— Итак, — обратился он к Митуху, — у вас жил солдат Калкбреннер?
— Жил солдат, — произнес Митух в стену, — но я не знаю, как его зовут.
— Он дал вам взрывчатку?
— Нет.
— Вы были знакомы с Гизелой Габоровой?
— Нет, — ответил Митух. — Ни разу не видел ее.
— Значит, сюда, в Молчаны, вы, герр инженер, эвакуировались — у вас такая широкая спина, как вам посчастливилось избежать пули? С кем вы здесь общались?
— С родственниками.
— Вот как! — сказал Шримм. — С кем именно?
— С братом…
— Унтер-офицер Войковиц!
— Я, герр обер-лейтенант!
— Приведите Мидаха! — распорядился Шримм и, не сводя глаз с широкой спины инженера, спросил: — Как зовут вашего брата?
— Адам Митух.
— Да-да, Адама Мидаха!
— Слушаюсь, герр обер-лейтенант!
Кровь стучала в висках Митуха в эти последние минуты войны, последние минуты тьмы, страха и всепоглощающего отчаяния. Оно накатывало, когда он смятенно думал о матери, о Бете, жене Адама, о ее детях и о брате Адаме. Был ли смысл во всем том, что они делали? Зачем партизаны взорвали мост и заблокировали дорогу? Ведь он передал им взрывчатку, чтобы они, если удастся, вывели из строя железнодорожное полотно за Ракитовцами. Это бы еще имело смысл. Могло принести пользу Молчанам. А теперь что? За Гизелу и партизан его корили дома — Бета постоянно ругала, иногда и Адам упрекал, — а теперь из-за действий партизан его осудит вся деревня. Из-за Гизелы и шриммовского солдата Курта Калкбреннера он не смог уйти к партизанам. Бета и Гизела. Сверстницы. В эти последние минуты тьмы и страха Митух думал о них обеих.
У Митухов распахнулись настежь двери в кухню.
Бета ахнула. Ввалились четверо солдат и унтер-офицер Войковиц. Молча оглядели кухню, потом горницу, пооткрывали шкафы, разбросали одежду и белье, заглянули под кровати, вошли в заднюю комнатушку — и остолбенели.
Глухая старуха Митушка, уже одетая, сидела на стуле у кровати, на комоде горела свеча, старуха держала в руках молитвенник и на память бормотала молитву:
— …Всемилостивейший боже, владыка небесный, взгляни на стоны и плач людей в этой юдоли слез, чтобы они устремились к тебе, внуши страждущим просветление и силу, отврати их помыслы и дела от войны, а буде на то твоя святая воля, просвети разум их через опустошение великое…
Унтер-офицер Войковиц наконец очнулся, велел и тут все открыть и разбросать, а сам уставился на рослую старуху.
Митухова подняла старчески желтую руку в голубых прожилках.
— Погоди, ужо придет рус! — сказала она. — Погоди!
— Was?
Митухова продолжала шептать слова молитвы о ниспослании мира.
Солдаты вышли из ее комнаты.
— Осмотреть двор и все строения! — приказал унтер-офицер Войковиц и осклабился Бете своей вставной челюстью, показав желто-белые зубы, длинные и острые, мокрые от слюны; губы у него непрестанно двигались.
Бета смотрела на Войковица своими голубыми глазами в каком-то отупении, чувствовала только, как к ней жмутся дети.

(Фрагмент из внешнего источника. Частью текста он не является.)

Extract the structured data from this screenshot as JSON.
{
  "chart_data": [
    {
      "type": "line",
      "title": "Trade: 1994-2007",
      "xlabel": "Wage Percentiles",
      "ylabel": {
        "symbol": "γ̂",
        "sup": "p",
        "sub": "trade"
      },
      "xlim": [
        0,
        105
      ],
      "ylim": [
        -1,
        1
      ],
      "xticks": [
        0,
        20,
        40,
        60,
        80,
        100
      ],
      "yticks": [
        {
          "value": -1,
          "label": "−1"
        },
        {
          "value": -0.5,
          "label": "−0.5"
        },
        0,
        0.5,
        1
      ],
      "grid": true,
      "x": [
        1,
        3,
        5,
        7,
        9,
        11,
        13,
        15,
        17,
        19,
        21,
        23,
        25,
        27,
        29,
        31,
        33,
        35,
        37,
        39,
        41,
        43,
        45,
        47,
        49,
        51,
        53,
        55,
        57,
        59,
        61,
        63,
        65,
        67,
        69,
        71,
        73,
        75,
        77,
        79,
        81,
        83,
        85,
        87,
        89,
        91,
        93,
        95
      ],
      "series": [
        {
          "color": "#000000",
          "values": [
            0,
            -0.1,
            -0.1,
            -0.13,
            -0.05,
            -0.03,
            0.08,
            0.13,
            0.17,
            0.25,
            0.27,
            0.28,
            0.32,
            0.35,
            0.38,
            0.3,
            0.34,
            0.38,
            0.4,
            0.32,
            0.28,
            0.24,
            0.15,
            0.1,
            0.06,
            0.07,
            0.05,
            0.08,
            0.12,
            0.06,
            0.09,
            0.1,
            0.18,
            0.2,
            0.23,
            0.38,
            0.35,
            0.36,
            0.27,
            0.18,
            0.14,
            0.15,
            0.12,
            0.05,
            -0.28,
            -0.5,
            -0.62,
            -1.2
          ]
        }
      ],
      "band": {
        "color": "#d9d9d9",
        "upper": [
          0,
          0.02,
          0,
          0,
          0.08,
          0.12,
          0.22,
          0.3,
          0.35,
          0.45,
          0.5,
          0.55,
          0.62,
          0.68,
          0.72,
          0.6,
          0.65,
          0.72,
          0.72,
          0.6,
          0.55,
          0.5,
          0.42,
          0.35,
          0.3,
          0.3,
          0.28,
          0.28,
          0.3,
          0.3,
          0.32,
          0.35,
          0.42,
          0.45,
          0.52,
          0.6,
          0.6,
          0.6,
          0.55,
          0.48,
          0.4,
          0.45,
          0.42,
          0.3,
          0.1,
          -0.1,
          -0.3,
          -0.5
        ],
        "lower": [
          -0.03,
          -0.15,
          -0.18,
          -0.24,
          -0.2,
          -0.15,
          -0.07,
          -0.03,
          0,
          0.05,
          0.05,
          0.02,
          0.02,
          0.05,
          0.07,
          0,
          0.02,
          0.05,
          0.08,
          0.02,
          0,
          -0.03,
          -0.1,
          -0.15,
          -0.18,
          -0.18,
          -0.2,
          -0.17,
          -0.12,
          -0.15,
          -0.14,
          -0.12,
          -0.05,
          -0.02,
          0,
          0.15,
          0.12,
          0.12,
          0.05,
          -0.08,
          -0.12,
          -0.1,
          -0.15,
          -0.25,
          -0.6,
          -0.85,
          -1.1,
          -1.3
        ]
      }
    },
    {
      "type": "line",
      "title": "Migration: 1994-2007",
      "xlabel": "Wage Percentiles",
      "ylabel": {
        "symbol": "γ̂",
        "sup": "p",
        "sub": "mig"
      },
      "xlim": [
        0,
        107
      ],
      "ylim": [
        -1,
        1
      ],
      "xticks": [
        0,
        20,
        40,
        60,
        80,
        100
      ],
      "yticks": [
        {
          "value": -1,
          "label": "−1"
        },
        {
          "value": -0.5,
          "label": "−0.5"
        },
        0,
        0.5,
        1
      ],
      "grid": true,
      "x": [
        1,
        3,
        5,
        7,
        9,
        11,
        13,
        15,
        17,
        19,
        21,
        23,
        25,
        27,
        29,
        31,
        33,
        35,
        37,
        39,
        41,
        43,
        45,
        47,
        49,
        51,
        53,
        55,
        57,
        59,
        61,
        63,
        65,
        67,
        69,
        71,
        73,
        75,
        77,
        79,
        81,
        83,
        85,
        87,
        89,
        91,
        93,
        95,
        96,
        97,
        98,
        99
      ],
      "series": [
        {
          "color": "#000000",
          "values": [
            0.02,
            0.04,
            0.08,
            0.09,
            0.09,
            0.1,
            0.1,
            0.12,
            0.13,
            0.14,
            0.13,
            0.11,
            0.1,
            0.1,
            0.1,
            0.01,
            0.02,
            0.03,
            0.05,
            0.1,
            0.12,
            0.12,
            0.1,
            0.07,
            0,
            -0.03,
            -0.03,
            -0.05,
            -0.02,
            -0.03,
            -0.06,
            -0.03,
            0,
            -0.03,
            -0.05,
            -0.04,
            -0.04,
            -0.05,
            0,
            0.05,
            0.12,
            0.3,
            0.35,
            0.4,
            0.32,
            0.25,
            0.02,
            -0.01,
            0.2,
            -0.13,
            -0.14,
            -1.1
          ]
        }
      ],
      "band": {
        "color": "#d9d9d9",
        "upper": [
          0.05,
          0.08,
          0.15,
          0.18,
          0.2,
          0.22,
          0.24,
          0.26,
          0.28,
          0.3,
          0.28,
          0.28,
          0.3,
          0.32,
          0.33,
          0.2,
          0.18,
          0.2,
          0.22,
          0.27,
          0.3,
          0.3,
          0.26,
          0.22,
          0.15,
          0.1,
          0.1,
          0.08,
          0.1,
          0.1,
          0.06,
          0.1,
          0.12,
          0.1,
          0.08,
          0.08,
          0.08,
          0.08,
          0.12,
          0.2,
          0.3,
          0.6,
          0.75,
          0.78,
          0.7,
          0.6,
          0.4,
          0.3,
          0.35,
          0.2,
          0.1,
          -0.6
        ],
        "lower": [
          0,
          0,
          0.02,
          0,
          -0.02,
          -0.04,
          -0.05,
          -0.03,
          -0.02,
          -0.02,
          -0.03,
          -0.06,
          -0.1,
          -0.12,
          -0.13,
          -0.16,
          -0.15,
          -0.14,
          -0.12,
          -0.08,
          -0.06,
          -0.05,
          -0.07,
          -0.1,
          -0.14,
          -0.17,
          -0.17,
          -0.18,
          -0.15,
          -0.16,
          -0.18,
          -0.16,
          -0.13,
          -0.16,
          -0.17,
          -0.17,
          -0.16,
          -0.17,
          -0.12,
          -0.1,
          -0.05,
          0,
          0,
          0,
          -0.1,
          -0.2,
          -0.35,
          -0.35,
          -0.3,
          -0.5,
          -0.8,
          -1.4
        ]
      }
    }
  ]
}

Она как раз готовила корм свиньям, чтобы их голодный визг не привлек внимания немцев, и теперь с ее повисших рук стекали капли и стучали по грязному ведру.
— Wo ist Ihr Mann Midach?.. — спросил Войковиц, положив правую руку на кобуру с пистолетом. — Du weißt, wo er ist! Wo ist Kalkbrenner?[23]
Бета не понимала, чего он хочет, сперва не могла выдавить ни слова и лишь немного погодя пробормотала:
— Ваш солдат ушел… мужиков нет дома… а партизаны в горах… там… в деревне их нет… — С глубоким вздохом она махнула дрожащей мокрой рукой за спину, в сторону букового леса на Кручах.
— Partisanen?
— Я, гут, я!
— Partisanen? Hier? In Molschany?[24]
— Я, гут!
Унтер-офицер расстегнул блестящую черную кнопку на кобуре.
— Ничего нет, герр унтер-офицер! — доложил один из солдат, стоявших перед входом в кухню. — Совсем ничего.
Войковиц, опять повернувшись к Бете, плюнул на ее младшую дочку, Амальку.
И вышел из кухни.
Бета Митухова стояла над помойными ведрами, оглохшая и ослепшая, ничего не слыша и не видя, оцепенев и чувствуя только холодный озноб по всему телу.